Do Naturopathic Practitioners work with other health care professionals?
Yes. I believe strongly in integrative medicine. As I believe a team approach is the most beneficial for my patients, upon obtaining consent, I frequently contact their other health care providers. Referral to other health care practitioners such as medical doctors, osteopaths, physiotherapists, chiropractors, psychologists, acupuncturists, etc., when necessary, enables a holistic effective treatment approach to your specific health concerns.
What is the difference between a Homeopath and a Naturopathic Practitioner ND?
A Naturopathic Practitioner ND uses homeopathy as one of the many therapies that may be integrated into a total treatment plan. Homeopathy is the practice of the use of active ingredients in minute dosage, in order to kick-start the body to heal itself. A Homeopath, on the other hand, uses homeopathy exclusively. Naturopaths are trained in homeopathy as part of their standard educational program and are examined in homeopathy for licensing purposes.
Are you covered by medicare?
While Naturopathy is not covered by the medicare card, it is covered by many extended health-care plans, private or group insurance plans. My patients are encouraged to request that their policy include coverage of all Naturopathic services.

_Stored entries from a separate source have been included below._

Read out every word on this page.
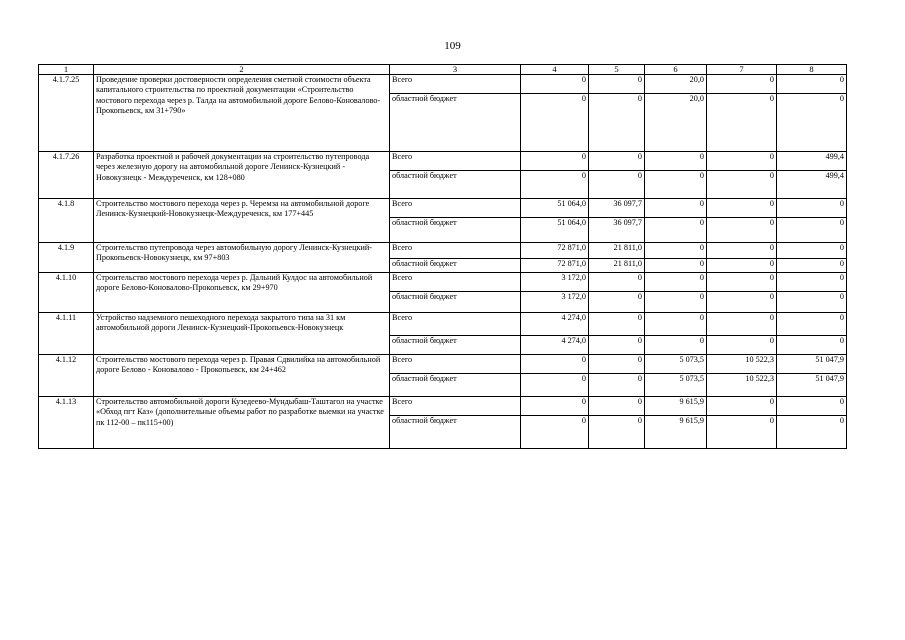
109
1	2	3	4	5	6	7	8
4.1.7.25	Проведение проверки достоверности определения сметной стоимости объекта капитального строительства по проектной документации «Строительство мостового перехода через р. Талда на автомобильной дороге Белово-Коновалово-Прокопьевск, км 31+790»	Всего	0	0	20,0	0	0
		областной бюджет	0	0	20,0	0	0
4.1.7.26	Разработка проектной и рабочей документации на строительство путепровода через железную дорогу на автомобильной дороге Ленинск-Кузнецкий - Новокузнецк - Междуреченск, км 128+080	Всего	0	0	0	0	499,4
		областной бюджет	0	0	0	0	499,4
4.1.8	Строительство мостового перехода через р. Черемза на автомобильной дороге Ленинск-Кузнецкий-Новокузнецк-Междуреченск, км 177+445	Всего	51 064,0	36 097,7	0	0	0
		областной бюджет	51 064,0	36 097,7	0	0	0
4.1.9	Строительство путепровода через автомобильную дорогу Ленинск-Кузнецкий-Прокопьевск-Новокузнецк, км 97+803	Всего	72 871,0	21 811,0	0	0	0
		областной бюджет	72 871,0	21 811,0	0	0	0
4.1.10	Строительство мостового перехода через р. Дальний Кулдос на автомобильной дороге Белово-Коновалово-Прокопьевск, км 29+970	Всего	3 172,0	0	0	0	0
		областной бюджет	3 172,0	0	0	0	0
4.1.11	Устройство надземного пешеходного перехода закрытого типа на 31 км автомобильной дороги Ленинск-Кузнецкий-Прокопьевск-Новокузнецк	Всего	4 274,0	0	0	0	0
		областной бюджет	4 274,0	0	0	0	0
4.1.12	Строительство мостового перехода через р. Правая Сдвилийка на автомобильной дороге Белово - Коновалово - Прокопьевск, км 24+462	Всего	0	0	5 073,5	10 522,3	51 047,9
		областной бюджет	0	0	5 073,5	10 522,3	51 047,9
4.1.13	Строительство автомобильной дороги Кузедеево-Мундыбаш-Таштагол на участке «Обход пгт Каз» (дополнительные объемы работ по разработке выемки на участке пк 112-00 – пк115+00)	Всего	0	0	9 615,9	0	0
		областной бюджет	0	0	9 615,9	0	0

What is the difference between a food allergy and an intolerance or sensitivity?
A true food allergy is an immediate immune reaction to a food causing swelling, itchiness or constricting airways; an anaphylactic reaction. A food sensitivity or intolerance is a loosely used term to describe a reaction by a different part of the immune system that does not cause any overt symptoms. This is a delayed type immune reaction and symptoms may take up to 72 hrs. A food intolerance may also be due to the lack of a particular enzyme, for example Lactase which is needed to breakdown the milk sugar lactose.